The dividend would fall to €0.70 per share from the current €3.30, a move to save money as the German sportswear giant regroups under a new chief executive who has said he wants a return to traditional product lines.
“We need to reduce inventory and reduce discounts,” said Bjorn Gulden, who became chief executive in January after leading Puma. “Adidas has all the ingredients to succeed. But we need to focus again on our core business: the product, the consumers, the business partners and the athletes. »
Even as the company seeks to expand its soccer, running, outdoor and golf lines, Gulden said he remains hopeful that collaborations with social media influencers and pop culture stars , including Beyoncé and Pharrell Williams, would resume in the coming year. They are part of the company’s lifestyle sector, which in recent years has been key to increasing Adidas’ popularity with a wider audience, particularly in the United States.
But after one of his best collaborators, the musician Kanye Westnow known as Ye — made a series of anti-Semitic remarks, Adidas was forced to break its business alliance with him in October.
The move left the company with a pile of trainers and apparel from the terminated deal, resulting in potential losses of €1.2 billion in sales and around €500 million in profits this year. Mr Gulden said Adidas decided to continue production of the Yeezy products that were in the works when the contract broke, to prevent thousands of those involved from losing their jobs, leaving stocks piled up in warehouses. worldwide.
“If we sell it, I promise people who have been hurt will get something good out of it as well,” Mr Gulden said. He didn’t specify who he was talking about, but added that donating the product would make more sense than just donating the shoes, which to be of excessive value on the resale market to collectors and other enthusiasts. Before last year’s uproar, Yeezy sneakers often sold for hundreds of dollars a pair.
The company previously said it was the “sole owner of all design rights to existing products” under the partnership, but Mr Gulden said on Wednesday it would not consider renaming the inventory Yeezy. If sold, instead of being destroyed, Ye would still be entitled to a portion of the proceeds, as stipulated in his royalty agreement, although Adidas would not make a profit, he said.
“Losing the Yeezy business is so difficult,” Gulden told reporters on Wednesday, praising the collaboration’s creativity on many levels, from design to marketing to its use of social media and apps.
“There is no other Yeezy company out there,” he said. “People who think you can just replace that with something else – you can’t.”
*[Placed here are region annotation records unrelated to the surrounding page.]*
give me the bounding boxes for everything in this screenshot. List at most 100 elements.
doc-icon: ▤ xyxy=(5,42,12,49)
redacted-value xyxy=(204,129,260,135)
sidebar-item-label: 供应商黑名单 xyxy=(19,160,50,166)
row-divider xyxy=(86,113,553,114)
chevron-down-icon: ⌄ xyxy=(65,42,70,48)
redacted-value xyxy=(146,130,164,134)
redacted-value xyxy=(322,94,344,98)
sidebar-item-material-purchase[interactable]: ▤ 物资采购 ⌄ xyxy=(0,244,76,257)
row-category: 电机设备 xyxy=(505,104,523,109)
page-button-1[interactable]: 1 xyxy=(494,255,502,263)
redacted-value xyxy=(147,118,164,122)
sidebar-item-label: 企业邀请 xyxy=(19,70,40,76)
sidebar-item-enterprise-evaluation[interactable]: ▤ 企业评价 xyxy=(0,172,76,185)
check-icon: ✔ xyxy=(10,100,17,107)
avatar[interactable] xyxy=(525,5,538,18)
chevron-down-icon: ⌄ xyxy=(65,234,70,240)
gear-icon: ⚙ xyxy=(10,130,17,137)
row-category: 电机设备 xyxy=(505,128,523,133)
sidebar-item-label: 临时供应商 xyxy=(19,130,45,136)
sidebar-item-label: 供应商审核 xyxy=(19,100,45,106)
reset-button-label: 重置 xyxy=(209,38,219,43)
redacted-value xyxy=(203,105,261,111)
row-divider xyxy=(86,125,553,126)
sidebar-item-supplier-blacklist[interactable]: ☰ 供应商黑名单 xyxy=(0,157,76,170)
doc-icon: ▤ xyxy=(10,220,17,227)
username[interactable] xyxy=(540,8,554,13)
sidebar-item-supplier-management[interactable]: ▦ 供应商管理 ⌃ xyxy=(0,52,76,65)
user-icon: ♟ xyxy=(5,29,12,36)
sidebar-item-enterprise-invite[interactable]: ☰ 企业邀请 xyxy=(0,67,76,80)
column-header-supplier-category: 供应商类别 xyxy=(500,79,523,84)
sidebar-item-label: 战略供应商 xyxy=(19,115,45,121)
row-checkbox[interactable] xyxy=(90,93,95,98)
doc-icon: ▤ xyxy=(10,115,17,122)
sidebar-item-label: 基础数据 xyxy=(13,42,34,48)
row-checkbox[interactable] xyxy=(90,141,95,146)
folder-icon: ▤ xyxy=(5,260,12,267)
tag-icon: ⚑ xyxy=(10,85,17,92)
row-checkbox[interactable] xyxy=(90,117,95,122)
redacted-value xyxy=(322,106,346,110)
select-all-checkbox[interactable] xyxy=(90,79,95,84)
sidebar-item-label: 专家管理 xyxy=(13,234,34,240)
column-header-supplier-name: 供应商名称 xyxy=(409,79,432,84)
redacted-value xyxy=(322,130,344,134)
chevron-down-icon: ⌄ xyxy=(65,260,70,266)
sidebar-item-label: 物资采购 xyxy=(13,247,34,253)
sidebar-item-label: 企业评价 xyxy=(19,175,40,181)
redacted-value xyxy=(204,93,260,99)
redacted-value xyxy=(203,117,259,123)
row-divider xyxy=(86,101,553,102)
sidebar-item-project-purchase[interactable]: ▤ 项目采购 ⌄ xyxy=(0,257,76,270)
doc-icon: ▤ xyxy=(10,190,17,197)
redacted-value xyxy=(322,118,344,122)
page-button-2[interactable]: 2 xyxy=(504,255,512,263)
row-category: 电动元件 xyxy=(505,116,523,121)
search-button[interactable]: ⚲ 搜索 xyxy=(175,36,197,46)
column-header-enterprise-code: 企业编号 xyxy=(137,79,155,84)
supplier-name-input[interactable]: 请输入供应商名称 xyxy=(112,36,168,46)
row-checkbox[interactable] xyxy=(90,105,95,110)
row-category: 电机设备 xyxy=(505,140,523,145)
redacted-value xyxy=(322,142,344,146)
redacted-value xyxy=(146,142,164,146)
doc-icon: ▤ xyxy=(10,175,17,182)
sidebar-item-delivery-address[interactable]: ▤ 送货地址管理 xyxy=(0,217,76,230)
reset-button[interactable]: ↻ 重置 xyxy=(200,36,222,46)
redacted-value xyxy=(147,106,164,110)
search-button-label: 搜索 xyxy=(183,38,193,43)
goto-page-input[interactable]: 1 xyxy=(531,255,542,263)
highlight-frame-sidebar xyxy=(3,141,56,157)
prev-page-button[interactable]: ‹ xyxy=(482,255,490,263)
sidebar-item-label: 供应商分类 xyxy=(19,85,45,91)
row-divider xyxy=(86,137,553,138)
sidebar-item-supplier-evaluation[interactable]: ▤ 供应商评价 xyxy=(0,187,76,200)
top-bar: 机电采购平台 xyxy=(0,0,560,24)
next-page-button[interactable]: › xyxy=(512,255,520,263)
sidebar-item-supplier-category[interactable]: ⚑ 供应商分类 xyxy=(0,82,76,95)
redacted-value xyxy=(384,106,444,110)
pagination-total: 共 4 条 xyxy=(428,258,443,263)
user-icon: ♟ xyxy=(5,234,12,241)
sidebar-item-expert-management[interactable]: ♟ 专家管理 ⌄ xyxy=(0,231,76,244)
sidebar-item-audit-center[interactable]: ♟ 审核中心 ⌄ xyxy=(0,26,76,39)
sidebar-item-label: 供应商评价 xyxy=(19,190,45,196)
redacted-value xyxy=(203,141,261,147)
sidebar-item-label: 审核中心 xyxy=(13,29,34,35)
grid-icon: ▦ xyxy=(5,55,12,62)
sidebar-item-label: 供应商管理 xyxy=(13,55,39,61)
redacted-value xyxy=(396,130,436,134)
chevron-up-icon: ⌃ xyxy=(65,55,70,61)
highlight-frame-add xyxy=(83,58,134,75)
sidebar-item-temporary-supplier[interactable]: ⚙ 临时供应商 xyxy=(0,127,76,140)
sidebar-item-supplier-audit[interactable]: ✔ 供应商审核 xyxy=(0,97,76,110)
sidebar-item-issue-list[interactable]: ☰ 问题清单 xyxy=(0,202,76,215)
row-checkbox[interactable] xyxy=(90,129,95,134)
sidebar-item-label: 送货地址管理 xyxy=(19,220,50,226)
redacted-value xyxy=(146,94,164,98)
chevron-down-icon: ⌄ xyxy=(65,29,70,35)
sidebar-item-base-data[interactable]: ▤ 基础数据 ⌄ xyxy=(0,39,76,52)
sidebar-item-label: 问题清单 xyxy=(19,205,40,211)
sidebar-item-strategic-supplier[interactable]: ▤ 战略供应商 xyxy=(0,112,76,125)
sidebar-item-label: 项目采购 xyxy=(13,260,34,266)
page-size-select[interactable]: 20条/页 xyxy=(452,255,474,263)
Adidas posted a 6% rise in net sales in 2022 to 22.5 billion euros, but its operating profit fell 66% to 669 million euros. Its decision to withdraw from Russia after invading Ukraine last year resulted in one-off costs of 59 million euros. In China, the company’s biggest market, extended “zero Covid” shutdowns last year led to a 36% drop in revenue from a year earlier and helped to increase unsold inventory.
The losses forced the company to issue four profit warnings over six months, which led Moody’s and S&P to downgrade its debt last month.
For 2023, Adidas expects underlying operating profit to be around the break-even level taking into account lost sales, if it can’t find a way to sell existing Yeezy stock.
Adidas faces many other challenges beyond its breakup with Ye. The company has lost market share to Nike and other rivals, including Puma, which Mr Gulden managed until his move to Adidas earlier this year.
Adidas said it plans to cut its dividend as part of cost-cutting measures, pending shareholder approval at their annual meeting in May.